Diverse claims that the Durzis and Morrison agreed as a condition of their employment that the agency's client list and other customer information were property of the agency. According to the complaint, the three accepted positions at Function earlier this year, but before they started their new jobs, the employees sent letters to Diverse customers soliciting them to take their business to Function. The letters made "false, defamatory and damaging statements," including that Diverse was going out of business, according to the complaint. The complaint goes on to say that they had some success, causing the termination of some of the plaintiff’s client representations.

The complaint also asserts that the employees "hacked into Diverse's computer system and changed the agency's contact information," and sent messages to clients instructing them to contact Ehab Durzi using the newly-diverted number.

The suit seeks unspecified damages, an injunction barring the employees from disclosing Diverse's confidential information and an order compelling them to arbitrate the dispute. According to the complaint, Diverse expects the dispute to be headed to arbitration as a result of employment agreements with the three former agents, but the company says it was forced to seek provisional remedies to deter the diversion of its clients.

The talent agency says on its website that its "highly valued clientele" includes "Academy Award winners, top sitcom actors, one-hour drama directors, editors and producers." The site states that the agency's clients have worked on shows including "The Big Bang Theory" and "Battlestar Galactica" and movies including "Transformers" and "Good Night and Good Luck."

The parties are scheduled to appear before Judge Meiers for a case-management conference on January 10, 2012.

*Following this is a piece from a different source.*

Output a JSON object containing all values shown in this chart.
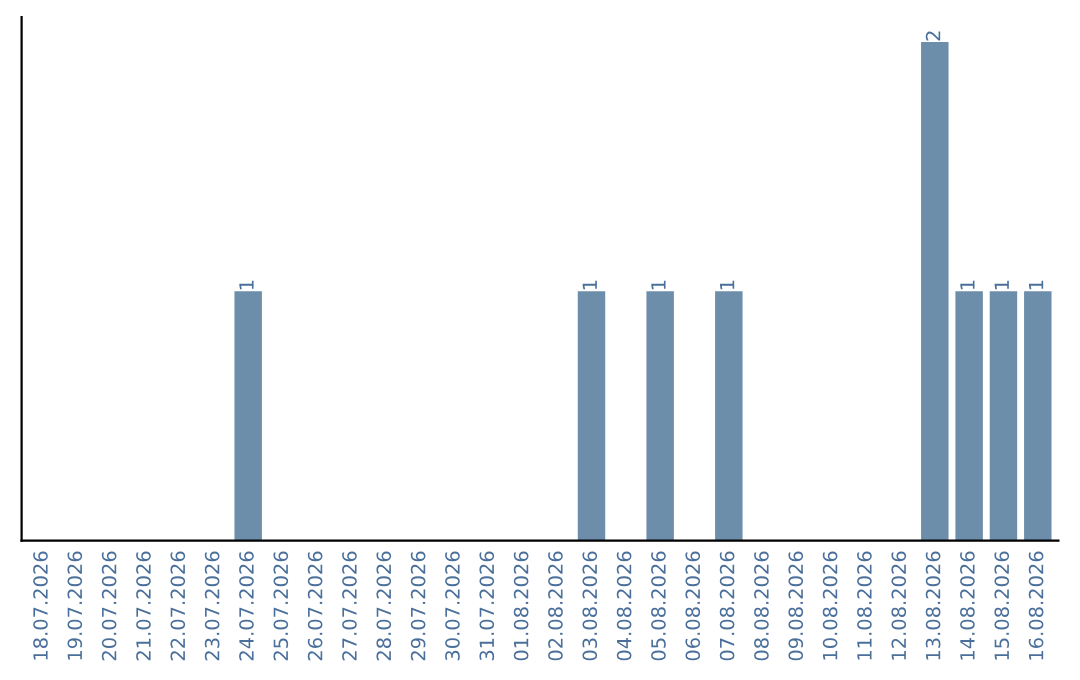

United States District Court for the Northern District of California
Federal prosecutors indict a state-owned Chinese company and its executive on charges of conspiracy to steal DuPont’s trade secrets

On February 7, 2012, in a rare action, federal prosecutors indicted Pangang Group Limited Company (“Pangang”), a state-owned steel manufacturer in China, and a Pangang executive on charges of conspiracy to steal DuPont’s trade secrets about titanium dioxide technology in violation of the Economic Espionage Act (EEA), 18 U.S.C. §1831 et seq. This indictment supercedes a 2011 indictment in which federal prosecutors originally charged Californians Walter and Christina Liew with witness tampering and making false statements in a federal criminal investigation into the alleged trade secrets theft. DuPont is the world’s largest manufacturer of chloride-route titanium dioxide, a white pigment used in paint, plastics and paper, and defendants allegedly made a “long-running effort” to obtain DuPont’s trade secrets about the process to benefit Chinese companies. Arraignment is scheduled for March 1, 2012.

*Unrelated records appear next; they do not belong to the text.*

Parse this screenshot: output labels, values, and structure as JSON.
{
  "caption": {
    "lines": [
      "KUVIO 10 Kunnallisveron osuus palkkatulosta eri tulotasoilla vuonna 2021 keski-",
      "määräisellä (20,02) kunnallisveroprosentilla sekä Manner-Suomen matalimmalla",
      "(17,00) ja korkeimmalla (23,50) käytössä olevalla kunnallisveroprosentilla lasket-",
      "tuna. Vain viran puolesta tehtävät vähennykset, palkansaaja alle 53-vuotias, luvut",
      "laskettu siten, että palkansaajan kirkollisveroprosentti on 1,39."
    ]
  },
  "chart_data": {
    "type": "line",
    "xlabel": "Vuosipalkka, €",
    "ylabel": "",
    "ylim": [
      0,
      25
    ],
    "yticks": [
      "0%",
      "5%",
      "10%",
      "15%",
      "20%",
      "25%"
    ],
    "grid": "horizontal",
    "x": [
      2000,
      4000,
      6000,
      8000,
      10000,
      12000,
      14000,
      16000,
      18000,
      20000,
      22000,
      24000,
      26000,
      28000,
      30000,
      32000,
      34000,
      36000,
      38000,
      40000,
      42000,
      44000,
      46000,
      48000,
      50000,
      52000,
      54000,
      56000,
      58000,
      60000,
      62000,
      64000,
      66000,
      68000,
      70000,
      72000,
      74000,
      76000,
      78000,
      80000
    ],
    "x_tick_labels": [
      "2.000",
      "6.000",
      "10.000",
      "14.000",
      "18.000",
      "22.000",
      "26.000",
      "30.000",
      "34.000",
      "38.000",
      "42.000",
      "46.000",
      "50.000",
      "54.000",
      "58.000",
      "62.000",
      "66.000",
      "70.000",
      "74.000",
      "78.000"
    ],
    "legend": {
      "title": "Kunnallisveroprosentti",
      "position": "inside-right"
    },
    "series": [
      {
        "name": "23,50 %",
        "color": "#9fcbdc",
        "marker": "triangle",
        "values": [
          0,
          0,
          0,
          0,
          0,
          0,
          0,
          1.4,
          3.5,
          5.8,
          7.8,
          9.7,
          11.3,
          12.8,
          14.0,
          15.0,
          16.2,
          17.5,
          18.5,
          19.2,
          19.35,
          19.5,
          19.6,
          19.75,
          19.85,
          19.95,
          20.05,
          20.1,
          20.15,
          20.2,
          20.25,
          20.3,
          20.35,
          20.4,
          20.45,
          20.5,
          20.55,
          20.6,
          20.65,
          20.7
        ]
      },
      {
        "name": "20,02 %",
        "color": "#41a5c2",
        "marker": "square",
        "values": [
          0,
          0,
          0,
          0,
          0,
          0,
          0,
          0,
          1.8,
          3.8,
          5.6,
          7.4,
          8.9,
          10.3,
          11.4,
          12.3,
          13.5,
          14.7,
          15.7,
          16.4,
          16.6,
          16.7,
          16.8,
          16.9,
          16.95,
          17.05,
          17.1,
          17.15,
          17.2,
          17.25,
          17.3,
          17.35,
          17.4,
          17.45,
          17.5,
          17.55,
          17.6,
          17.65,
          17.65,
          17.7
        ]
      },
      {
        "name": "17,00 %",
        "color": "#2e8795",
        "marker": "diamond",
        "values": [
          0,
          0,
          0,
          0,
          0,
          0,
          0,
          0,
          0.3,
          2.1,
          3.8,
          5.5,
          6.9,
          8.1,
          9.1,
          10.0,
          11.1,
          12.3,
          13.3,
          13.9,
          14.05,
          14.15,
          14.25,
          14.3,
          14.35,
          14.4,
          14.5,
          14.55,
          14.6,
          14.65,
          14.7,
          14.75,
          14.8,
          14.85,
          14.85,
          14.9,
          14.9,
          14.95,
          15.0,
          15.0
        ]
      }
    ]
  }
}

United States District Court for the Northern District of California
Man sentenced for theft of Trade Secrets from DuPont

Walter Liew was sentenced to 15 years in prison, and fined $28 million following his conviction under the Economic Espionage Act. The conviction arose from the theft of trade secrets from DuPont, particularly information and documents pertaining to the production process of a white pigment, titanium dioxide (TiO2). The pigment is what DuPont uses to achieve its whitest whites in everything from cars to paper.

Judge White, writing in the Northern District of California on a post-conviction motion for acquittal, explained that the evidence demonstrating the intent to injure Dupont, and intent to benefit a foreign government was sufficient for a rational juror to find Liew guilty. It was also noted that the money was tracked to various accounts in Singapore and China, but could not be recovered.